LLVM Weekly - #20, May 19th 2014
Welcome to the twentieth issue of LLVM Weekly, a weekly newsletter (published every Monday) covering developments in LLVM, Clang, and related projects. LLVM Weekly is brought to you by Alex Bradbury. Subscribe to future issues at http://llvmweekly.org and pass it on to anyone else you think may be interested. Please send any tips or feedback to asb@asbradbury.org, or @llvmweekly or @asbradbury on Twitter.
This week's issue is perhaps a little less thorough than normal. I've been in San Francisco most of the week for Maker Faire this weekend, where I was at the Raspberry Pi booth with some other Foundation members. As this issue goes out, I'll be enjoying my last day in SF before heading to the airport for the long flight home and the ensuing jetlag.
The canonical home for this issue can be found here at llvmweekly.org.
News and articles from around the web
The WebKit blog features an excellent and detailed article about the new Fourth Tier LLVM JIT which sheds light on the how and why.
The Neu framework has recently been announced. It is a C++11 framework, collection of programming languages and software system designed for artificial intelligence applications and technical computing in general. It makes use of the LLVM MC JIT for its NPL language as well as generating high performance neural networks.
On the mailing lists
Tim Northover has posted an RFC on removing the AArch64 backend and renaming ARM64 to AArch64. This would represent the culmination of the work to merge the two backends.
In case you're wondering about when we'll see LLVM/Clang 3.5, Bill Wending has posted to inform us the current plan is to start testing in July and target a release in August.
I always enjoy pointing out excellent answers to questions on the mailing lists. The large and helpful community is one of the greatest assets of LLVM. This week, I draw special attention to Jordan Rose's answer to a question about tracking a function parameter with the static analyzer.
The testing phase for LLVM 3.4.2 has started. According to the schedule it should be released on May 25 provided the testing phase didn't raise issues. Tom Stellard is also looking for backup release managers.
LLVM commits
The inliner has been taught how to preserve musttail invariants. r208910.
A new C API has been added for a thread yielding callback. r208945.
Another patch in the series to improve MergeFunctions performance has been committed. A total ordering has now been implemented among operations. r208973, r208976.
The ARM load/store optimisation pass has been fixed to work with Thumb1. r208992.
GlobalValue has been split into GlobalValue and GlobalObject, which allows a code to statically accept a Function or a GlobalVariable but not an alias. r208716.
Integral reciprocal was optimised to not use division. This optimisation was influenced by Souper. r208750. Another optimisation opportunity uncovered by Souper was signed icmp of -(zext V). r208809.
I rather like that these transforms for single bit tests were verified with Z3. r208848.
PowerPC gained global named register support, for r1, r2 and r13 (depending on the subtarget). r208509.
Documentation was added for the ARM64 BigEndian NEON implementation. r208577.

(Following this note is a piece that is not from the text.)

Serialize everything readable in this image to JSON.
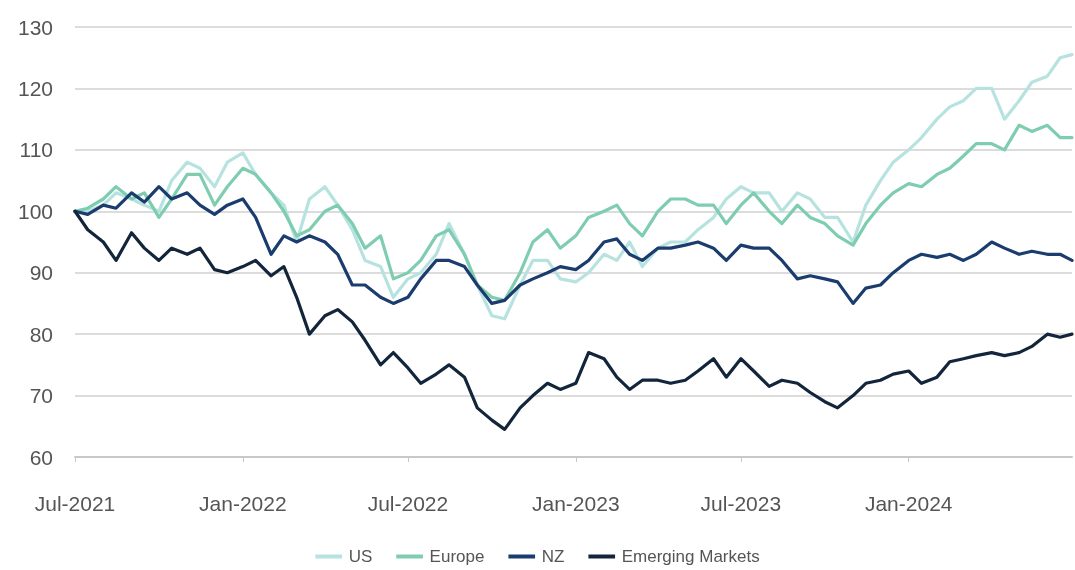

The constant folder is now better at looking through bitcast constant expressions. This is a first step towards fixing this poor performance of these range comprehensions. r208856.
Clang commits
Initial support for MS ABI compliant RTTI mangling has been committed. r208661, r208668.

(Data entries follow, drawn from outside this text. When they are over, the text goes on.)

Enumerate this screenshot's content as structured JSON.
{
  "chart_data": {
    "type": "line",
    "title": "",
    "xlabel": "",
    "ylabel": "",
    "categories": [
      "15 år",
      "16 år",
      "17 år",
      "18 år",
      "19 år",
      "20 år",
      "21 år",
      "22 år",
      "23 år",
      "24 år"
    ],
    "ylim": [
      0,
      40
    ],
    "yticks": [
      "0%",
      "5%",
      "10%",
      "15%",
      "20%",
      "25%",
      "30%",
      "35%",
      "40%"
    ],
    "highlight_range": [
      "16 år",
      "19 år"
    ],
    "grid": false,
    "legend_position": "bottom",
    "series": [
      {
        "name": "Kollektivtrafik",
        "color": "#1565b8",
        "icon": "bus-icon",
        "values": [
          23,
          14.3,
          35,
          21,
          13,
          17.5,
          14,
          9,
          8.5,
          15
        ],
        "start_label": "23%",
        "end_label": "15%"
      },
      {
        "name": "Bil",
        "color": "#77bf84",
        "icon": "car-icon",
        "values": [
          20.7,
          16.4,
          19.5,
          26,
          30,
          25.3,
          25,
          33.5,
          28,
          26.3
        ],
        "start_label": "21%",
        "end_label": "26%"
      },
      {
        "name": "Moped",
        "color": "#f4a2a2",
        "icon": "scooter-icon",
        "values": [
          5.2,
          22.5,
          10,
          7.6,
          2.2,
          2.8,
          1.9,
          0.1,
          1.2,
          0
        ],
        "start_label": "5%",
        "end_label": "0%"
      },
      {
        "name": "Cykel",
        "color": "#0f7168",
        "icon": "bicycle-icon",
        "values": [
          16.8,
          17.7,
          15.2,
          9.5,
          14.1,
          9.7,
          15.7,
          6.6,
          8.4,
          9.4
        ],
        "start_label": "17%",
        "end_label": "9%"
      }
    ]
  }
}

Clang will no longer copy objects with trivial, deleted copy constructors. This fixes bugs and improves ABI compatibility with GCC and MSVC. r208786. Though the itanium C++ ABI part was reverted for now. r208836.
Other project commits
The LLDB Machine Interface has been committed. This is an implementation of the GDB Machine Interface, useful for implementing your own frontend to LLDB. r208972.
AddressSanitizer started to gain some windows tests. r208554, r208859, r208873 and more.
The instrumented profiling library API was fixed to work with shared objects, and profiling is now supported for dlopened shared libraries.. r208940, r209053.